My Monologues
When I was on study abroad, I was in Israel for two semesters-- almost a year. I had a scholarship, but I worked teaching folk dance and at the library to try to support myself. In the end, it turned out that I had a little leftover money. The director came up to me and said, "You have like two hundred and fifty dollars."
I said, "Great! This means I can buy some souvenirs."
So I bought some small things but I thought, "I've got to get Mom and Dad the biggest thing because they sacrificed so much to allow me to go on study abroad." So I thought of Moses because he means so much to the Jewish people. I went into the Old City to look because tourists really liked Moses. And I found a Moses that was made out of olive wood-- which is the tree that has been there for thousands of years before the Savior. The olive tree is very treasured in Palestine. It was fifty American dollars, which is pretty expensive. I knew my parents would love it. So I hand carried it all the way home. I wrapped it up in my Bedouin scarves and carried him in my open backpack on the airplane through all the checkpoints between Israel to England to home. And nothing was broken! I was so excited. That was my gift to my parents and now when my mom moved back in here, she gave him back to me.
When I was six or seven years old, I got a cute little doll as a Christmas gift. It was a little toddler on a swing. And I really liked that doll, but when we went to my Jewish grandmother's for Christmas, she gave me a beautiful baby doll with layers and layers of white lace on her dress. She was so pristine and delicate. I really liked both of my dolls but I was worried that I couldn't love both. Like I couldn't do them both justice. It sounds silly, but now I know the more we love, our love grows in greater capacity. But in my child's mind, I was worried that I couldn't give them both equal love.

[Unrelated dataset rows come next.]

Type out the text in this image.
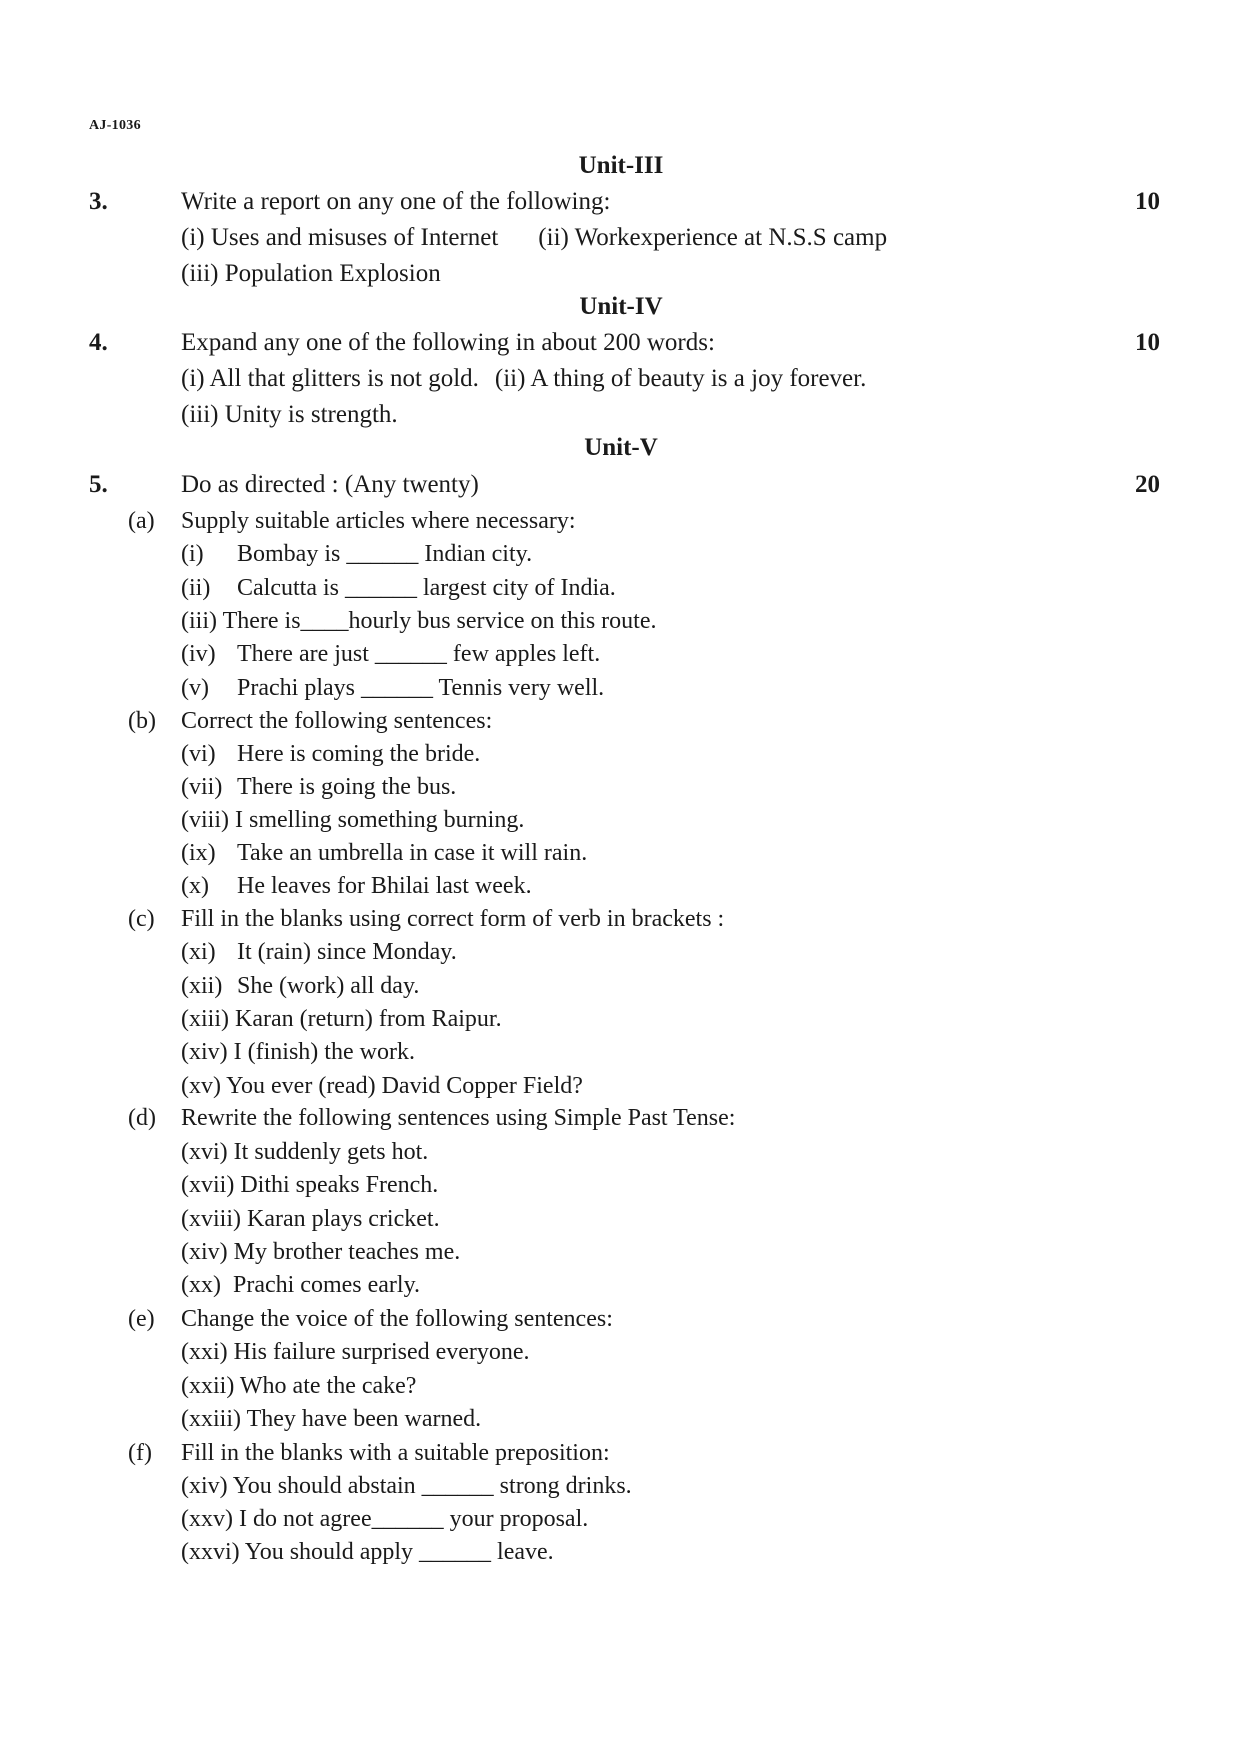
AJ-1036
Unit-III
3.	Write a report on any one of the following:	10
(i) Uses and misuses of Internet (ii) Workexperience at N.S.S camp
(iii) Population Explosion
Unit-IV
4.	Expand any one of the following in about 200 words:	10
(i) All that glitters is not gold. (ii) A thing of beauty is a joy forever.
(iii) Unity is strength.
Unit-V
5.	Do as directed : (Any twenty)	20
(a) Supply suitable articles where necessary:
(i) Bombay is ______ Indian city.
(ii) Calcutta is ______ largest city of India.
(iii) There is____hourly bus service on this route.
(iv) There are just ______ few apples left.
(v) Prachi plays ______ Tennis very well.
(b) Correct the following sentences:
(vi) Here is coming the bride.
(vii) There is going the bus.
(viii) I smelling something burning.
(ix) Take an umbrella in case it will rain.
(x) He leaves for Bhilai last week.
(c) Fill in the blanks using correct form of verb in brackets :
(xi) It (rain) since Monday.
(xii) She (work) all day.
(xiii) Karan (return) from Raipur.
(xiv) I (finish) the work.
(xv) You ever (read) David Copper Field?
(d) Rewrite the following sentences using Simple Past Tense:
(xvi) It suddenly gets hot.
(xvii) Dithi speaks French.
(xviii) Karan plays cricket.
(xiv) My brother teaches me.
(xx) Prachi comes early.
(e) Change the voice of the following sentences:
(xxi) His failure surprised everyone.
(xxii) Who ate the cake?
(xxiii) They have been warned.
(f) Fill in the blanks with a suitable preposition:
(xiv) You should abstain ______ strong drinks.
(xxv) I do not agree______ your proposal.
(xxvi) You should apply ______ leave.
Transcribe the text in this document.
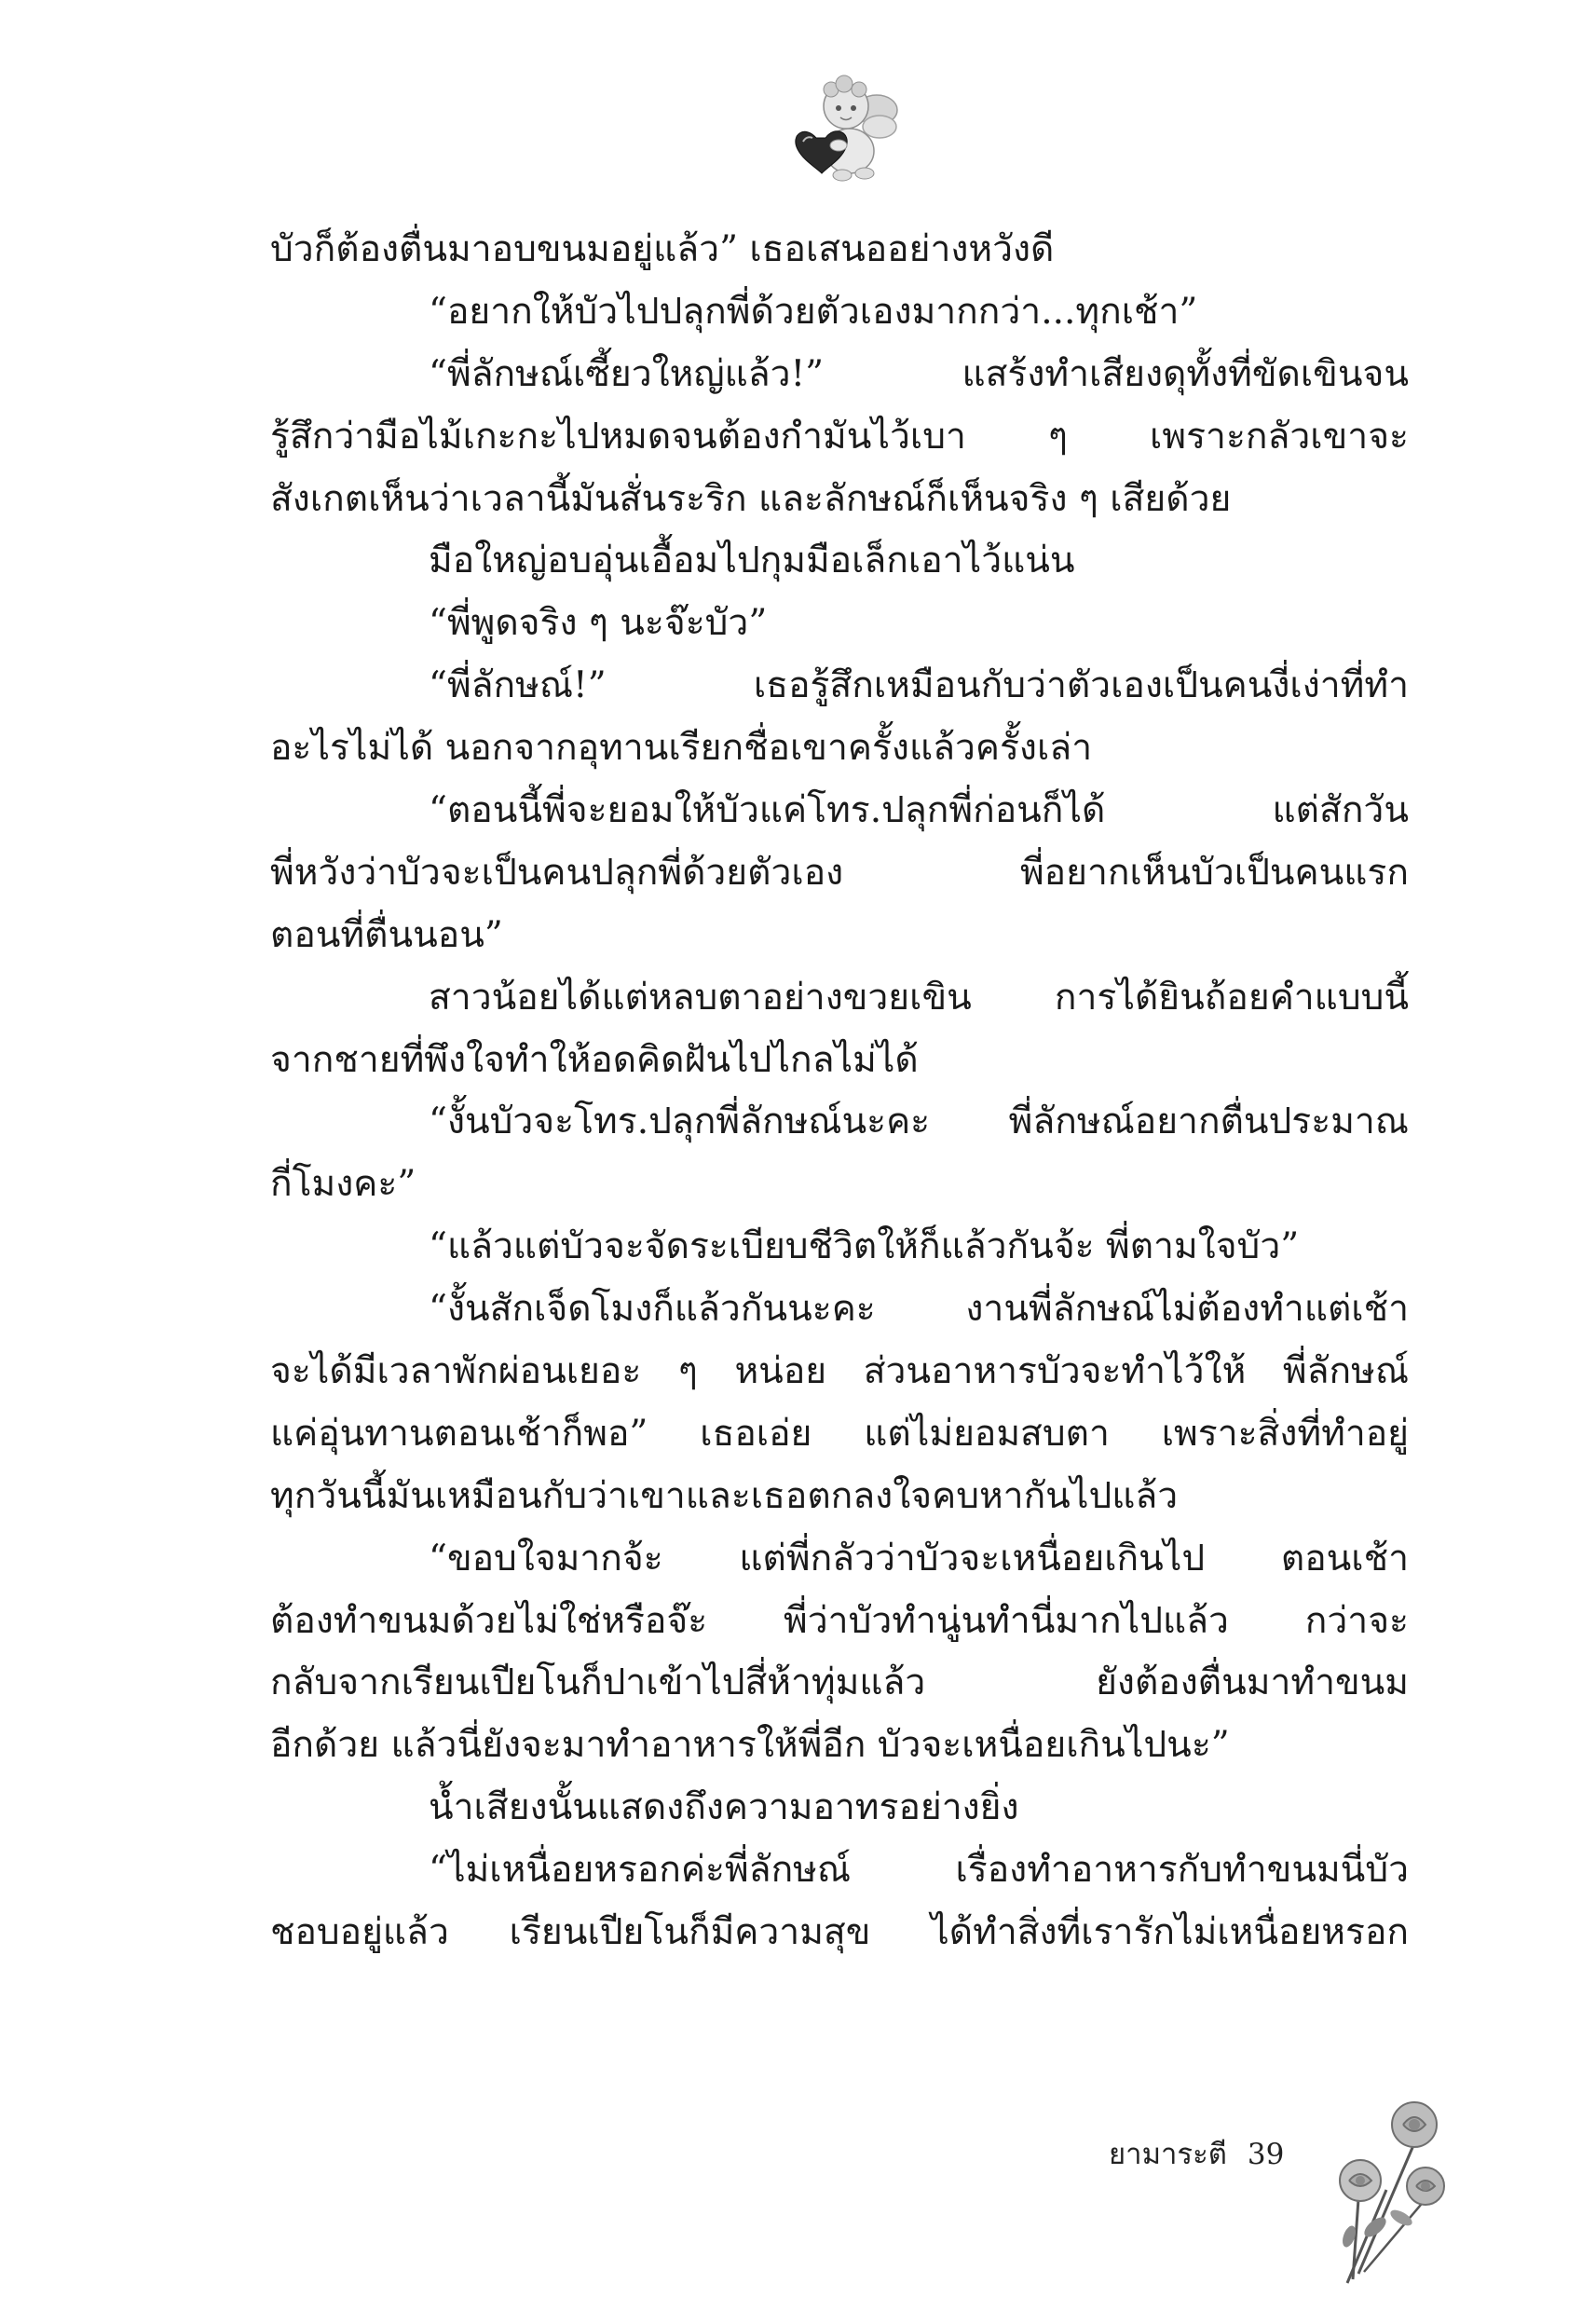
บัวก็ต้องตื่นมาอบขนมอยู่แล้ว” เธอเสนออย่างหวังดี
“อยากให้บัวไปปลุกพี่ด้วยตัวเองมากกว่า...ทุกเช้า”
“พี่ลักษณ์เซี้ยวใหญ่แล้ว!” แสร้งทำเสียงดุทั้งที่ขัดเขินจน
รู้สึกว่ามือไม้เกะกะไปหมดจนต้องกำมันไว้เบา ๆ เพราะกลัวเขาจะ
สังเกตเห็นว่าเวลานี้มันสั่นระริก และลักษณ์ก็เห็นจริง ๆ เสียด้วย
มือใหญ่อบอุ่นเอื้อมไปกุมมือเล็กเอาไว้แน่น
“พี่พูดจริง ๆ นะจ๊ะบัว”
“พี่ลักษณ์!” เธอรู้สึกเหมือนกับว่าตัวเองเป็นคนงี่เง่าที่ทำ
อะไรไม่ได้ นอกจากอุทานเรียกชื่อเขาครั้งแล้วครั้งเล่า
“ตอนนี้พี่จะยอมให้บัวแค่โทร.ปลุกพี่ก่อนก็ได้ แต่สักวัน
พี่หวังว่าบัวจะเป็นคนปลุกพี่ด้วยตัวเอง พี่อยากเห็นบัวเป็นคนแรก
ตอนที่ตื่นนอน”
สาวน้อยได้แต่หลบตาอย่างขวยเขิน การได้ยินถ้อยคำแบบนี้
จากชายที่พึงใจทำให้อดคิดฝันไปไกลไม่ได้
“งั้นบัวจะโทร.ปลุกพี่ลักษณ์นะคะ พี่ลักษณ์อยากตื่นประมาณ
กี่โมงคะ”
“แล้วแต่บัวจะจัดระเบียบชีวิตให้ก็แล้วกันจ้ะ พี่ตามใจบัว”
“งั้นสักเจ็ดโมงก็แล้วกันนะคะ งานพี่ลักษณ์ไม่ต้องทำแต่เช้า
จะได้มีเวลาพักผ่อนเยอะ ๆ หน่อย ส่วนอาหารบัวจะทำไว้ให้ พี่ลักษณ์
แค่อุ่นทานตอนเช้าก็พอ” เธอเอ่ย แต่ไม่ยอมสบตา เพราะสิ่งที่ทำอยู่
ทุกวันนี้มันเหมือนกับว่าเขาและเธอตกลงใจคบหากันไปแล้ว
“ขอบใจมากจ้ะ แต่พี่กลัวว่าบัวจะเหนื่อยเกินไป ตอนเช้า
ต้องทำขนมด้วยไม่ใช่หรือจ๊ะ พี่ว่าบัวทำนู่นทำนี่มากไปแล้ว กว่าจะ
กลับจากเรียนเปียโนก็ปาเข้าไปสี่ห้าทุ่มแล้ว ยังต้องตื่นมาทำขนม
อีกด้วย แล้วนี่ยังจะมาทำอาหารให้พี่อีก บัวจะเหนื่อยเกินไปนะ”
น้ำเสียงนั้นแสดงถึงความอาทรอย่างยิ่ง
“ไม่เหนื่อยหรอกค่ะพี่ลักษณ์ เรื่องทำอาหารกับทำขนมนี่บัว
ชอบอยู่แล้ว เรียนเปียโนก็มีความสุข ได้ทำสิ่งที่เรารักไม่เหนื่อยหรอก
ยามาระตี 39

A couple of days later, we went into the home of the family that my dad baptized into the Church, and their youngest daughter was named Georgia. Their family was on a limited income, and I noticed that Georgia didn't have a doll. I thought, "I've got to give her one of my dolls."
I decided to give her the most beautiful one because I was worried that the other one wouldn't get as much love. I felt the responsibility to love the one that wasn't as beautiful. I kept the cute little toddler doll and gave her lots and lots of love.
All these years later, I recently came across Georgia now after she has married and had children. She told me that she has never forgotten that Christmas when I gave her one of my dolls. "I just treasured that doll," she said. "I still have it."
When I was a young boy, somewhere from around the time I was five years old . . . I can remember all the way up to being about thirteen years old, my dad would take us up to Hollywood from where we lived to go visit all of his family, so we would make the rounds. One of the families we would visit was my uncle and my aunt Fanny. My aunt Fanny is my dad's youngest sister, and her husband Mac was a Canadian Mountie. So I used to go to his house about once a month and he would tell us stories about catching bad guys in Canada.
But there was another side to him too, it's kind of interesting-- I think he was maybe quite a good-looking guy running around Canada and I think he flirted a little bit, just for the fun. I don't think it was anything serious because he and aunt Fanny were happily married as far as I could tell. But some beautiful Indian princess, he told me, handmade these gloves for him to wear when he was riding his horse out across the wild wilderness when he was catching bad guys. Then he would bring these gloves out, these handmade gloves made of caribou leather and hand-beaded embroidery on the top side, they even have this beautiful kind of this velvet inside lining, and they're warm and strong. He would wear them to ride out.
It was interesting, I didn't realize as a little boy, but I guess his own children kind of grew up and didn't come home to talk to him that much. So by the time he passed away, I was the closest memory he had to a kid. And he asked his wife to give me the gloves, so I inherited his gloves.
The story gets even more interesting because I was talking in one of my art classes about what makes something valuable to us. So I brought these gloves to my art lecture class-- about a hundred students-- and I was showing them the gloves and telling them the story that I just told you. Kind of in a nervous way, I was just kind of playing with the gloves while I talked and I started to put on one glove . . . and they've got to fit tight because you're riding a horse and they're work gloves. And I put my hand in...and the glove fit like it was made for my hand...just exactly to my size. I had this moment right in the middle of this lecture where I realized that my Uncle Mac and I had this thing in common: we have the same size of hands.
It caught me off guard. I just kind of stopped talking for a while and got kind of emotional. Everyone was wondering if I was mentally healthy. I said, "Well I've got to tell something to you," and I told them what I've just told you.
And that's the story of these gloves. I don't even know what to do with them because they're so beautiful... like who gets them when I die? You know? Where do they go?. I feel like they ought to go to a museum because they're so beautiful. But I don't know.
That's the problem with having beautiful things that are priceless. What do you do with them?